Several multimodal dialogue corpora including dialogues between two speakers have been collected for the analysis of human interactions, facial expressions, emotions, and gestures. The Cardiff Conversation Database (CCDb) [
1] contains audio-visual natural conversation with no role assigned (whether listener or speaker) and no scenario. Some of the data were annotated with dialogue acts such as Backchannel and Agree, emotions such as Surprise and Happy, and head movements such as Head Nodding and Head Tilt. Each conversation lasted 5 minutes, and 300 minutes of dialogue were collected, with participants ranging in age from 25 to 57 years. The Emotional Dyadic Motion CAPture (IEMOCAP) dataset [
6] is used for communication and gesture analysis. The actors were wearing markers on their faces, heads, and hands, and two types of dialogue were conducted: improvisations and scripted scenarios. The utterances are annotated with emotional labels. The total recording time was approximately 12 hours. The NoXi corpus [
7] contains dialogues mainly in English, French, and German, annotated with head movements, smiles, gazes, engagement, and so on. The total recording time was approximately 25 hours, and the ages of the participants ranged from 21 to 50 years. The CANDOR corpus [
24] is an English conversation corpus that consists of 1,656 conversations totaling 850 hours. This corpus is larger than that collected for this study. However, unlike our study, it was transcribed and annotated automatically, not by hand. In addition, the participants range in age from 19 to 66 years, and the corpus excludes conversations with minors. The CABB dataset [
12] is a dialogue corpus of collaborative referential communication games conducted in Dutch. It includes video, audio, and body-motion tracking data. The multimodal dialogue corpus Hazumi [
16] includes dialogues that represent conversations in Japanese between a participant and a system that is operated using the
Wizard of Oz (WoZ) method. It aggregates approximately 65 hours of dialogue
1 with 214 participants who ranged in age from their 20s to their 70s, excluding minors. All exchanges between pairs, made up of a system utterance and the subsequent user utterance, were assigned sentiments by multiple third-party annotators. Physiological sensor outputs were also simultaneously recorded as a version within the corpus. In addition, a multimodal corpus of persuasive dialogues between participants and an Android operated with WoZ has been constructed [
15]. In this study, we collected more than 115 hours of data, or more than the two-party multimodal dialogue corpus noted previously. The age range of the speakers in our data was also wider than that in previous studies.

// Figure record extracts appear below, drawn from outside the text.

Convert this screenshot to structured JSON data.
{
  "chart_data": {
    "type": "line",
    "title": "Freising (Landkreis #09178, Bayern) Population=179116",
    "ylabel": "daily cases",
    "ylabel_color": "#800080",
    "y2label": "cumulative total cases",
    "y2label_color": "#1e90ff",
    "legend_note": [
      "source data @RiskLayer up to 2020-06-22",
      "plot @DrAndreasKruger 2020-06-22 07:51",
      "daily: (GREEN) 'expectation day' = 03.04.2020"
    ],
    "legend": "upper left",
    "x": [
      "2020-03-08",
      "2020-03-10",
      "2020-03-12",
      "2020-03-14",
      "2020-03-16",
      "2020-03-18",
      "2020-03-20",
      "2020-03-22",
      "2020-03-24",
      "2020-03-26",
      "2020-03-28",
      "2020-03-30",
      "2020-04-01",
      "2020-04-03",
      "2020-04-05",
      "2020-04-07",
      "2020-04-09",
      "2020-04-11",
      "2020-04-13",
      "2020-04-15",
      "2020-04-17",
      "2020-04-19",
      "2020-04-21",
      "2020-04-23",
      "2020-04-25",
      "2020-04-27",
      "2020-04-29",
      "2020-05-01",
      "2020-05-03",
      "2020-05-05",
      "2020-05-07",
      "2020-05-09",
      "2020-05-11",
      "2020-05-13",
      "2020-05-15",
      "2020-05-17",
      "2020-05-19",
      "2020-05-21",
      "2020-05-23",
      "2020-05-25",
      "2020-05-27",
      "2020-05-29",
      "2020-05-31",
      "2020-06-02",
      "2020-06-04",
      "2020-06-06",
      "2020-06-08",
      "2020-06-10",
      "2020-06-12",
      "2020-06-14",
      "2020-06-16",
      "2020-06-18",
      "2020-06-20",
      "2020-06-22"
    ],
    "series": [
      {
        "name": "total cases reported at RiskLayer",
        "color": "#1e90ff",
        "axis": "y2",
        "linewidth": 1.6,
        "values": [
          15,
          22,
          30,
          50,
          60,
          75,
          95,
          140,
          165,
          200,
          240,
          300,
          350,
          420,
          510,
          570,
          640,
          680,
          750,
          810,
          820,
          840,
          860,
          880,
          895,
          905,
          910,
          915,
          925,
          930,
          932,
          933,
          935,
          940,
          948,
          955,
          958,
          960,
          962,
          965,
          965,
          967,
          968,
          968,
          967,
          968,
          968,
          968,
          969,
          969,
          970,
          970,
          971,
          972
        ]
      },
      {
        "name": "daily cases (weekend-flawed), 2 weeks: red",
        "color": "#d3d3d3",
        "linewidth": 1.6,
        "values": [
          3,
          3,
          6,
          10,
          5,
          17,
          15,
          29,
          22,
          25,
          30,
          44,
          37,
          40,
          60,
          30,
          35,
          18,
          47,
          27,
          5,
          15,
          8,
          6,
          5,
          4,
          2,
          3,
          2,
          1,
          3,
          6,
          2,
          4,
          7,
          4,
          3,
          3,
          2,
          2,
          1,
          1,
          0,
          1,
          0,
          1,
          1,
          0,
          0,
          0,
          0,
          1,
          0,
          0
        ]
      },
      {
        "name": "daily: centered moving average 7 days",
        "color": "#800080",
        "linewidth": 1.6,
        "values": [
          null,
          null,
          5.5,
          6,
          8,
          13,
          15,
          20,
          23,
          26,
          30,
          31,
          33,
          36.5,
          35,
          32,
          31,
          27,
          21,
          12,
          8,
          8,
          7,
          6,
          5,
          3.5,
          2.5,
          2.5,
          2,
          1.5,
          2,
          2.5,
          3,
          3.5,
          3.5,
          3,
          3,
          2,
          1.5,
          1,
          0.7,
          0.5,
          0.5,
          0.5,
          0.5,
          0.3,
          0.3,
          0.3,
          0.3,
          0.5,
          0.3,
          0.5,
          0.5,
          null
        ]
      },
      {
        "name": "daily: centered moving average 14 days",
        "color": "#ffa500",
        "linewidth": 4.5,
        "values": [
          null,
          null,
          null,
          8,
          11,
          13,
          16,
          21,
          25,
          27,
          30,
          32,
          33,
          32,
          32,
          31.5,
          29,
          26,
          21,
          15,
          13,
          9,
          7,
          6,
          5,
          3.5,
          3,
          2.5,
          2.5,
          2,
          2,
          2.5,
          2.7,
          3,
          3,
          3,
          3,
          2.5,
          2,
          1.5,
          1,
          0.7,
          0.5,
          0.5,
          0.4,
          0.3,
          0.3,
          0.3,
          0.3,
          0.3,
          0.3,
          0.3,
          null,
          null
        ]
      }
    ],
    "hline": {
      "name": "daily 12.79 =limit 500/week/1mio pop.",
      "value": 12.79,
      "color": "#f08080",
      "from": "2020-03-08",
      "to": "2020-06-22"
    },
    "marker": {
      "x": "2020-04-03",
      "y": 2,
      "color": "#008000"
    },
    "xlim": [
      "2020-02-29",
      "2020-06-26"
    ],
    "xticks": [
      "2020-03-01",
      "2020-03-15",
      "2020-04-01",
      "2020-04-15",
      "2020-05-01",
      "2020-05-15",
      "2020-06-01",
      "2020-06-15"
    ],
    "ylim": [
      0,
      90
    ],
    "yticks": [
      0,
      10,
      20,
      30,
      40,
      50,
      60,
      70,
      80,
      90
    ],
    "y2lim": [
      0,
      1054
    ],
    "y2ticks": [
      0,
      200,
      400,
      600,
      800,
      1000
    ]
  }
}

Multimodal corpora that contain conversations between multiple people have also been collected. RoomReader [
25] is a multi-party, multimodal dialogue corpus that consists of approximately 8 hours of dialogue that were collected via Zoom. The dialogues were transcribed automatically and manually corrected, with annotations made regarding engagement. The Belfast storytelling dataset [
17], the AMI meeting corpus [
8],the ICSI meeting corpus [
14], Computers in Human Interaction Loop (CHIL) [
27], and Video Analysis and Content Extraction (VACE) [
10] are well-known examples of this. These corpora contain both two-person and multi-person dialogues, primarily encompassing speakers in their 20s to 70s and generally excluding minor speakers.
Several multimodal dialogue datasets were constructed through the extraction of scenes from TV series. The Understanding and Response Prediction dataset [
28] is a multimodal dialogue corpus consisting of approximately 42,000 scenes from TV dramas. This corpus was constructed for the boundary prediction of dialogue scenes and response generation from scene recognition. The Multimodal EmotionLines Dataset (MELD) [
21] is a dialogue emotion recognition dataset that was created through the annotation of emotional information in dialogue scenes from the television show
Friends. Another dialogue emotion recognition dataset, the Multimodal Multi-scene Multi-label Emotional Dialogue (M
3ED) dataset [
34], was constructed from Chinese TV series.
Monologue corpora include speakers of a broader age range. CMU Multimodal Opinion Sentiment and Emotion Intensity (CMU-MOSEI) [
32] is one of the largest, containing 23,500 YouTube videos of 1,000 people, each utterance of which is annotated with an emotion label. In addition, several monologue corpora have been shared in the research community, such as the Multimodal Corpus of Sentiment Intensity (CMU-MOSI) [
31], the ICT Multi-Modal Movie Opinion (ICT-MMMO) [
30], and the Multimodal Opinion Utterances Dataset (MOUD) [
20]. These datasets are relatively large, and they include minor and older speakers; however, they are not dialogue corpora.